Volume 2
R.C. Selley, in Encyclopedia of Geology (Second Edition), 2005
The Boundaries of Diagenesis
Diagenesis begins as soon as sediment is deposited. Fossilized beer bottles and other anthropogenic detritus found in modern ‘beach rock’ limestone picturesquely illustrate this. Ancient evidence of early diagenesis is further confirmed by the occurrence of intraformational conglomerates containing clasts, not only of contemporaneous limestone, but also of siderite-cemented sandstones and shales. As sediment is buried more deeply, temperature and pressure increase and, ultimately, diagenesis merges into metamorphism, with shale becoming slate, sandstone becoming quartzite, and limestone becoming marble.
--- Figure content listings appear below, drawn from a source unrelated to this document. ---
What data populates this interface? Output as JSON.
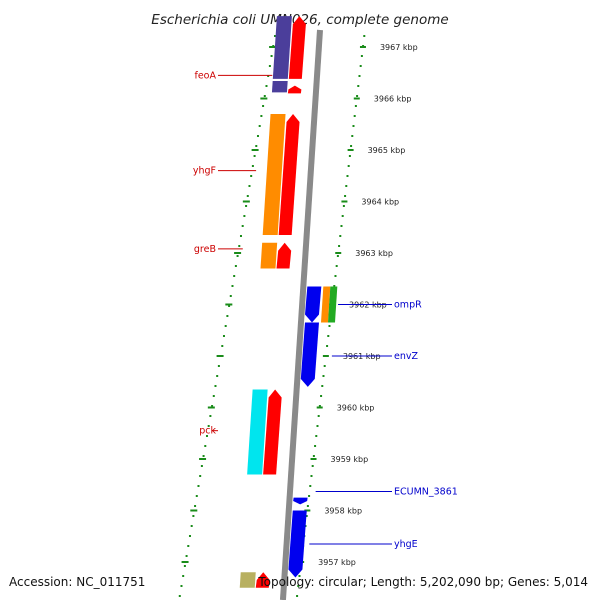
{
  "title": "Escherichia coli UMN026, complete genome",
  "footer": {
    "accession": "Accession: NC_011751",
    "summary": "Topology: circular; Length: 5,202,090 bp; Genes: 5,014"
  },
  "colors": {
    "background": "#ffffff",
    "backbone": "#8a8a8a",
    "tick": "#1a8c1a",
    "label_left": "#cc0000",
    "label_right": "#0000cc"
  },
  "ticks": [
    {
      "kbp": 3967,
      "label": "3967 kbp"
    },
    {
      "kbp": 3966,
      "label": "3966 kbp"
    },
    {
      "kbp": 3965,
      "label": "3965 kbp"
    },
    {
      "kbp": 3964,
      "label": "3964 kbp"
    },
    {
      "kbp": 3963,
      "label": "3963 kbp"
    },
    {
      "kbp": 3962,
      "label": "3962 kbp"
    },
    {
      "kbp": 3961,
      "label": "3961 kbp"
    },
    {
      "kbp": 3960,
      "label": "3960 kbp"
    },
    {
      "kbp": 3959,
      "label": "3959 kbp"
    },
    {
      "kbp": 3958,
      "label": "3958 kbp"
    },
    {
      "kbp": 3957,
      "label": "3957 kbp"
    }
  ],
  "features": [
    {
      "name": "feoA",
      "side": "left",
      "strand": "forward",
      "start_kbp": 3966.25,
      "end_kbp": 3966.1,
      "color": "#ff0000"
    },
    {
      "name": "feoA",
      "side": "left",
      "strand": "forward",
      "start_kbp": 3967.6,
      "end_kbp": 3966.38,
      "color": "#ff0000"
    },
    {
      "name": "feoA-cog",
      "side": "left",
      "strand": "cog",
      "start_kbp": 3967.6,
      "end_kbp": 3966.38,
      "color": "#4b3e9b"
    },
    {
      "name": "feoA-cog",
      "side": "left",
      "strand": "cog",
      "start_kbp": 3966.34,
      "end_kbp": 3966.12,
      "color": "#4b3e9b"
    },
    {
      "name": "yhgF",
      "side": "left",
      "strand": "forward",
      "start_kbp": 3965.7,
      "end_kbp": 3963.35,
      "color": "#ff0000"
    },
    {
      "name": "yhgF-cog",
      "side": "left",
      "strand": "cog",
      "start_kbp": 3965.7,
      "end_kbp": 3963.35,
      "color": "#ff8c00"
    },
    {
      "name": "greB",
      "side": "left",
      "strand": "forward",
      "start_kbp": 3963.2,
      "end_kbp": 3962.7,
      "color": "#ff0000"
    },
    {
      "name": "greB-cog",
      "side": "left",
      "strand": "cog",
      "start_kbp": 3963.2,
      "end_kbp": 3962.7,
      "color": "#ff8c00"
    },
    {
      "name": "ompR",
      "side": "right",
      "strand": "reverse",
      "start_kbp": 3961.65,
      "end_kbp": 3962.35,
      "color": "#0000ee"
    },
    {
      "name": "ompR-cog-a",
      "side": "right",
      "strand": "cog",
      "start_kbp": 3961.65,
      "end_kbp": 3962.35,
      "color": "#ff8c00"
    },
    {
      "name": "ompR-cog-b",
      "side": "right",
      "strand": "cog",
      "start_kbp": 3961.65,
      "end_kbp": 3962.35,
      "color": "#22aa22"
    },
    {
      "name": "envZ",
      "side": "right",
      "strand": "reverse",
      "start_kbp": 3960.4,
      "end_kbp": 3961.65,
      "color": "#0000ee"
    },
    {
      "name": "pck",
      "side": "left",
      "strand": "forward",
      "start_kbp": 3960.35,
      "end_kbp": 3958.7,
      "color": "#ff0000"
    },
    {
      "name": "pck-cog",
      "side": "left",
      "strand": "cog",
      "start_kbp": 3960.35,
      "end_kbp": 3958.7,
      "color": "#00e5ee"
    },
    {
      "name": "ECUMN_3861",
      "side": "right",
      "strand": "reverse",
      "start_kbp": 3958.12,
      "end_kbp": 3958.25,
      "color": "#0000ee"
    },
    {
      "name": "yhgE",
      "side": "right",
      "strand": "reverse",
      "start_kbp": 3956.7,
      "end_kbp": 3958.0,
      "color": "#0000ee"
    },
    {
      "name": "bottom-forward",
      "side": "left",
      "strand": "forward",
      "start_kbp": 3956.8,
      "end_kbp": 3956.5,
      "color": "#ff0000"
    },
    {
      "name": "bottom-cog",
      "side": "left",
      "strand": "cog",
      "start_kbp": 3956.8,
      "end_kbp": 3956.5,
      "color": "#b8b060"
    }
  ],
  "labels": [
    {
      "text": "feoA",
      "side": "left",
      "kbp": 3966.45,
      "color": "#cc0000"
    },
    {
      "text": "yhgF",
      "side": "left",
      "kbp": 3964.6,
      "color": "#cc0000"
    },
    {
      "text": "greB",
      "side": "left",
      "kbp": 3963.08,
      "color": "#cc0000"
    },
    {
      "text": "ompR",
      "side": "right",
      "kbp": 3962.0,
      "color": "#0000cc"
    },
    {
      "text": "envZ",
      "side": "right",
      "kbp": 3961.0,
      "color": "#0000cc"
    },
    {
      "text": "pck",
      "side": "left",
      "kbp": 3959.55,
      "color": "#cc0000"
    },
    {
      "text": "ECUMN_3861",
      "side": "right",
      "kbp": 3958.37,
      "color": "#0000cc"
    },
    {
      "text": "yhgE",
      "side": "right",
      "kbp": 3957.35,
      "color": "#0000cc"
    }
  ]
}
Field observation and laboratory experiments demonstrate that the boundary between these rock types, and hence diagenesis and metamorphism, is gradational. The sequence, deposition → diagenesis → metamorphism, is not a ‘one-way street’, however. At any time while sediment is on its way to metamorphism, it may be uplifted to the surface again. Rocks returned to the surface show a reversal of the trend of porosity decreasing with burial, and its enhancement by both physical and chemical processes. The term ‘epidiagenesis’ was applied by Fairbridge in 1967 to the diagenesis resulting from uplift and weathering. Epidiagenesis is of little significance in shales. It is, however, of great importance in sandstones and carbonates, because of the way in which it restores porosity and permeability to rocks that had previously lost these features. When buried beneath an unconformity, these epidiagenetically enhanced zones may provide excellent petroleum reservoirs. Epidiagenesis is also well known to mining geologists, being responsible for the ‘gossan’ sulphide ore bodies, such as those of Rio Tinto, Spain. Figure 1 delineates the boundaries of diagenesis.